Emmanuel Macron photographié lors de la visite d’une école à Jarnac (Charente) le 28 février (illustration)
Emmanuel Macron photographié lors de la visite d’une école à Jarnac (Charente) le 28 février (illustration)

POLITIQUE - « Compte tenu des enjeux, l’éducation fait partie du domaine réservé du président », soutenait Emmanuel Macron dans son entretien fleuve accordé au Point le 23 août. Un mois plus tôt, le 24 juillet, le chef de l’État promettait « un professeur devant chaque classe » dès cette rentrée. Une promesse ambitieuse, voire irréaliste, au regard de la pénurie d’enseignants dont souffre le secteur, mais qui a été réitérée lors de sa conférence de rentrée par le nouveau ministre de l’Éducation nationale, Gabriel Attal.

À quelques jours de la rentrée, les Français ont, eux, bien du mal à y croire. Selon un sondage réalisé par YouGov pour Le HuffPost, plus de 7 sondés sur 10 (76 %) ne font pas confiance à Emmanuel Macron pour y parvenir. Dans le détail, seuls les sympathisants de la majorité semblent y croire. Et encore, à hauteur de 55 %, ce qui montre que même dans son camp, le chef de l’État a du mal à convaincre sur ce dossier.

Le retour des maths plébiscité

Même désaveu concernant son autre promesse : « remettre de l’autorité à l’école ». Là encore, une très large majorité de Français (72 %) ne lui font pas confiance, à l’exception des électeurs Renaissance, qui affichent un taux de confiance à 64 %. Une incapacité à convaincre au-delà de ses sympathisants que le chef arrive néanmoins à dépasser sur d’autres sujets touchant à l’éducation.

Alors qu’Emmanuel Macron avait annoncé au mois de juin le retour des mathématiques dans le tronc commun des classes de première, ce qui a été confirmé pour cette rentrée par Gabriel Attal, les Français approuvent très largement. Ainsi, 82 % des sondés soutiennent la réintroduction de cette matière, qui avait été supprimée du tronc commun par son ancien ministre de l’Éducation, Jean-Michel Blanquer, en 2019.

Pas de consensus sur les constats

En revanche, pour ce qui est des constats qu’il donne sur l’école, c’est bien plus mitigé. Les Français ne partagent pas vraiment le diagnostic prononcé par Emmanuel Macron, qui estime que les écoliers ont « trop de vacances ». Seulement 42 % des sondés sont d’accord avec lui, quand 47 % des personnes interrogées jugent que les vacances scolaires ne sont ni trop longues ni trop courtes.

Même difficulté à faire consensus concernant les « journées trop chargées » pointées par le locataire de l’Élysée.

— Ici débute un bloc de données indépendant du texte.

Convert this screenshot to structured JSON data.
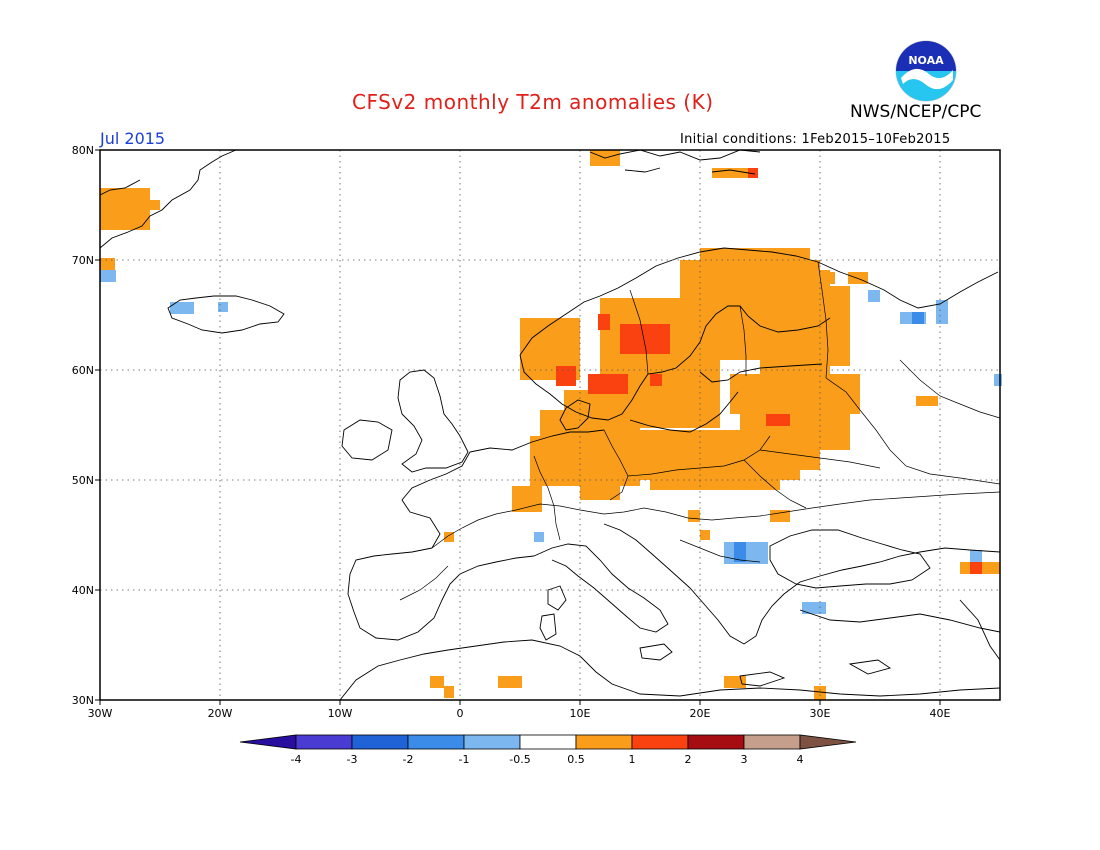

Si 47 % des sondés partagent cette analyse, 36 % des Français persistent à penser que les journées sont ni trop, ni pas assez chargées.

Ce qui montre que les citoyens sont très partagés sur ses constats, indépendamment des clivages puisque, les électeurs des Républicains partagent le diagnostic présidentiel sur les vacances trop longues, quand ceux de la Nupes sont d’accord pour dire que les journées sont trop chargées. Une sorte de « en même temps » avec lequel Emmanuel Macron devra composer pour s’occuper de son « domaine réservé ».

Cette enquête a été réalisée sur 1 036 personnes représentatives de la population nationale française âgée de 18 ans et plus. Le sondage a été effectué en ligne, sur le panel propriétaire YouGov France du 28 au 29 août 2023.